In this paper, we proposed a workflow for lithological classification of Brazilian pre-salt carbonate rock samples. The new approach is based on deep learning algorithms using micro-CT images as input. The use of non-destructive imaging techniques is a useful method for quantitatively and qualitatively analyzing rock samples, thus accomplishing the identification of most of the common features used in lithology classification. The image dataset includes three common lithologies of carbonate rocks, with 60,000 micro-CT images in total. The experiments show that the technique utilized to categorize the micro-CT images achieves an average of 75.54% accuracy on the test set when analyzing images individually and achieves an average of 81.33% accuracy on the test set when collectively analyzing plug images. These results are satisfactory for the preliminary use of CNN to label micro-CT images, since this was the first effort to apply deep learning algorithms for lithological classification of Brazilian pre-salt carbonate rocks micro-CT images.
As stated in a previous section, Model 2 trained on resized images shows some of the best performances of both image and plug evaluation. The authors chose this model because its accuracy exhibited high mean over the folds and lower standard deviation when compared to other models. Additionally, when evaluating the F1 score of each class of the test set, the model retained a high score for all classes.
The results obtained also made it possible to infer that using the resize preprocess and adding a SPP and/or GAP layer are better than not using them in the case of this dataset. Another reason to use resize preprocessing is the time consumption for model training and inferring the predictions once the resize models were approximately three times faster than the original image models. However, the preprocessing step can be enhanced and adapted to the dataset in order to mitigate some acquisition artifacts that could contribute to aggregate errors of the training steps.
This methodology could improve the speed of repetitive tasks to classify reservoir lithology, such as describing thin-sections, thus enabling the expert to focus on the most sophisticated tasks that require human intervention. In addition, the same produced data can be applied to other tasks, such as fluid flow and mechanical property estimations, with no need for computation of physical processes or laboratory tests.
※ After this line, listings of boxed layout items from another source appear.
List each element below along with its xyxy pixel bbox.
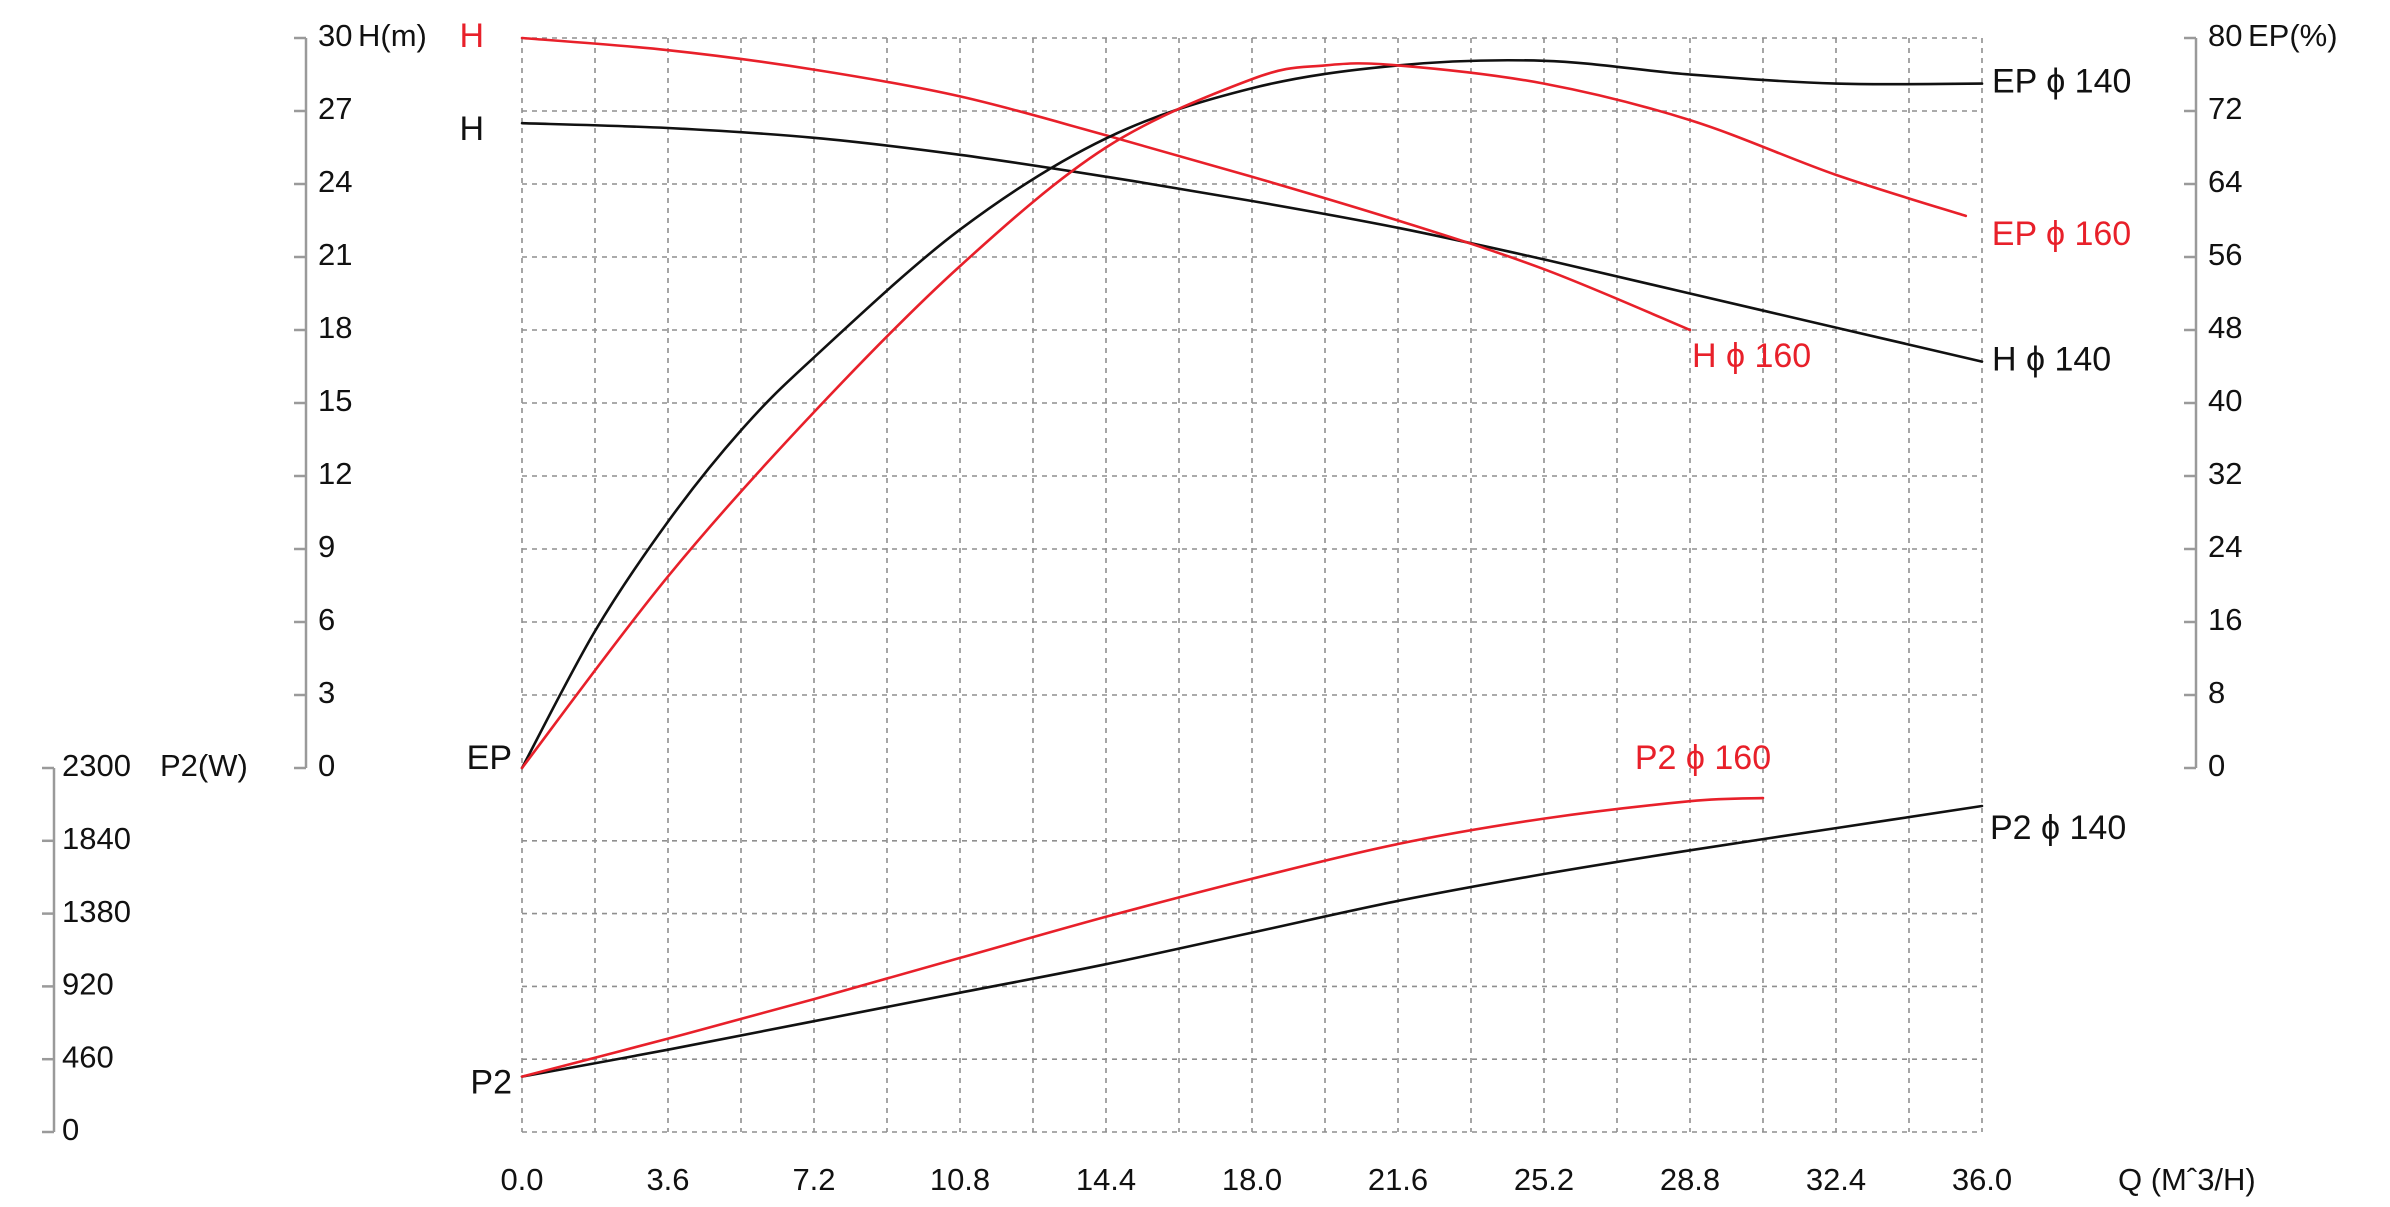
series-line-ep-160 [520, 62, 1968, 770]
series-line-p2-140 [520, 804, 1984, 1078]
h-axis-tick-label: 24 [318, 164, 352, 199]
h-axis-tick-label: 21 [318, 237, 352, 272]
series-label-p2-140: P2 ϕ 140 [1990, 809, 2126, 847]
p2-axis-tick-label: 1380 [62, 894, 131, 929]
ep-axis-tick-label: 56 [2208, 237, 2242, 272]
x-axis-tick-label: 25.2 [1514, 1162, 1574, 1197]
ep-axis-tick-label: 8 [2208, 675, 2225, 710]
ep-axis-tick-label: 48 [2208, 310, 2242, 345]
p2-axis-tick-label: 0 [62, 1112, 79, 1147]
x-axis-title: Q (Mˆ3/H) [2118, 1162, 2256, 1197]
grid [521, 37, 1983, 1133]
ep-axis-tick-label: 16 [2208, 602, 2242, 637]
p2-axis-title: P2(W) [160, 748, 248, 783]
series-line-p2-160 [520, 796, 1765, 1078]
x-axis-tick-label: 0.0 [500, 1162, 543, 1197]
series-label-p2-160: P2 ϕ 160 [1635, 739, 1771, 777]
h-axis-tick-label: 0 [318, 748, 335, 783]
start-label-ep: EP [467, 739, 512, 777]
start-label-p2: P2 [470, 1064, 512, 1102]
p2-axis-tick-label: 1840 [62, 821, 131, 856]
ep-axis-tick-label: 24 [2208, 529, 2242, 564]
ep-axis-title: EP(%) [2248, 18, 2338, 53]
h-axis-tick-label: 6 [318, 602, 335, 637]
ep-axis-tick-label: 40 [2208, 383, 2242, 418]
x-axis-tick-label: 18.0 [1222, 1162, 1282, 1197]
start-label-h-140: H [459, 110, 484, 148]
h-axis-title: H(m) [358, 18, 427, 53]
h-axis-tick-label: 3 [318, 675, 335, 710]
series-label-h-160: H ϕ 160 [1692, 337, 1811, 375]
p2-axis-tick-label: 460 [62, 1039, 114, 1074]
series-line-h-160 [520, 36, 1692, 332]
ep-axis-tick-label: 72 [2208, 91, 2242, 126]
axes: 0 3 6 9 12 15 18 21 24 27 30 H(m) 0 8 16 24 32 40 48 56 64 72… [42, 18, 2338, 1197]
x-axis-tick-label: 32.4 [1806, 1162, 1866, 1197]
h-axis-tick-label: 9 [318, 529, 335, 564]
h-axis-tick-label: 18 [318, 310, 352, 345]
x-axis-tick-label: 7.2 [792, 1162, 835, 1197]
series-label-ep-160: EP ϕ 160 [1992, 215, 2131, 253]
x-axis-tick-label: 21.6 [1368, 1162, 1428, 1197]
h-axis-tick-label: 30 [318, 18, 352, 53]
x-axis-tick-label: 14.4 [1076, 1162, 1136, 1197]
x-axis-tick-label: 10.8 [930, 1162, 990, 1197]
series-line-h-140 [520, 121, 1984, 363]
series-label-ep-140: EP ϕ 140 [1992, 63, 2131, 101]
start-label-h-160: H [459, 17, 484, 55]
x-axis-tick-label: 36.0 [1952, 1162, 2012, 1197]
series-label-h-140: H ϕ 140 [1992, 341, 2111, 379]
series-line-ep-140 [520, 58, 1984, 770]
h-axis-tick-label: 27 [318, 91, 352, 126]
labels: H ϕ 140 H ϕ 160 EP ϕ 140 EP ϕ 160 P2 ϕ 140 P2… [459, 17, 2131, 1102]
ep-axis-tick-label: 0 [2208, 748, 2225, 783]
curves [520, 36, 1984, 1078]
x-axis-tick-label: 28.8 [1660, 1162, 1720, 1197]
ep-axis-tick-label: 32 [2208, 456, 2242, 491]
p2-axis-tick-label: 920 [62, 967, 114, 1002]
x-axis-tick-label: 3.6 [646, 1162, 689, 1197]
ep-axis-tick-label: 64 [2208, 164, 2242, 199]
h-axis-tick-label: 15 [318, 383, 352, 418]
h-axis-tick-label: 12 [318, 456, 352, 491]
p2-axis-tick-label: 2300 [62, 748, 131, 783]
ep-axis-tick-label: 80 [2208, 18, 2242, 53]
Possible future enhancements of this work will focus on the use of additional samples for model training and evaluation and expansion of the number of lithological classes, testing other models, and transfer learning algorithms. Increasing the dataset may provide the ability to train models to recognize the most common post-depositional features, since dataset size proves to be one of the main factors for misclassifying some images. However, tasks of this complexity would require a huge training set. Another exciting work would be to predict the petrophysical properties of each plug and segment regions of interest.